Central banks will take a measured approach but the advantages of CBDCs are hard to ignore. Consequently, many countries are investigating central bank digital currencies. For example, Peru tried it (and failed). Venezuela is trying and failing. More experiments are coming such as China, the Marshall Islands, the Bank of Korea, and Singapore.
What is the Impact on the Finance Industry?
There are many questions. Will a digital dollar dis-intermediate financial services firms or make them more efficient and profitable? Key factors – will the Fed offer services directly to consumers or via the existing banking system / financial institutions? Will customers want banks to be the intermediary for Fed digital dollar deposits?

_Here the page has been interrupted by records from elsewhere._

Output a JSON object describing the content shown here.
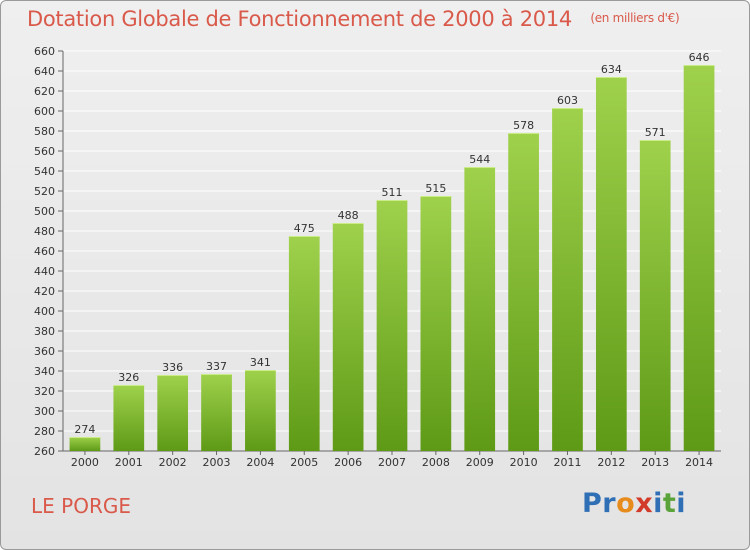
{
  "title": "Dotation Globale de Fonctionnement de 2000 à 2014",
  "unit_note": "(en milliers d'€)",
  "location": "LE PORGE",
  "logo": {
    "text": "Proxiti",
    "letters": [
      "P",
      "r",
      "o",
      "x",
      "i",
      "t",
      "i"
    ],
    "colors": [
      "#2f6fb5",
      "#2f6fb5",
      "#e78b1c",
      "#d23b2a",
      "#2f6fb5",
      "#5aa33a",
      "#2f6fb5"
    ]
  },
  "colors": {
    "title": "#d9594a",
    "bar_top": "#9fd14c",
    "bar_bottom": "#5e9a16",
    "grid": "#ffffff"
  },
  "chart_data": {
    "type": "bar",
    "categories": [
      "2000",
      "2001",
      "2002",
      "2003",
      "2004",
      "2005",
      "2006",
      "2007",
      "2008",
      "2009",
      "2010",
      "2011",
      "2012",
      "2013",
      "2014"
    ],
    "values": [
      274,
      326,
      336,
      337,
      341,
      475,
      488,
      511,
      515,
      544,
      578,
      603,
      634,
      571,
      646
    ],
    "ylim": [
      260,
      660
    ],
    "yticks": [
      260,
      280,
      300,
      320,
      340,
      360,
      380,
      400,
      420,
      440,
      460,
      480,
      500,
      520,
      540,
      560,
      580,
      600,
      620,
      640,
      660
    ],
    "grid": true,
    "data_labels": true
  }
}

Or will customers want to deal with the Fed directly? For what services will digital dollars be used? Enough for a future post 😉
What Should I Do?
Corporations and local governments need to consider the benefits and risks of a digital-based on their specific situation. Therefore over time these entities should consider separating their financial processes from specific financial services providers to take advantage of the potentially lower costs of digital currency.
Financial services businesses need to completely be on top of the Fed and US Treasury moves in this area – a US digital dollar is a business-model buster for some financial services lines of business.
There is nothing for consumers to do right now. However, this is different for consumer advocacy and privacy groups. There are tremendous issues regarding privacy, government data, and inclusion.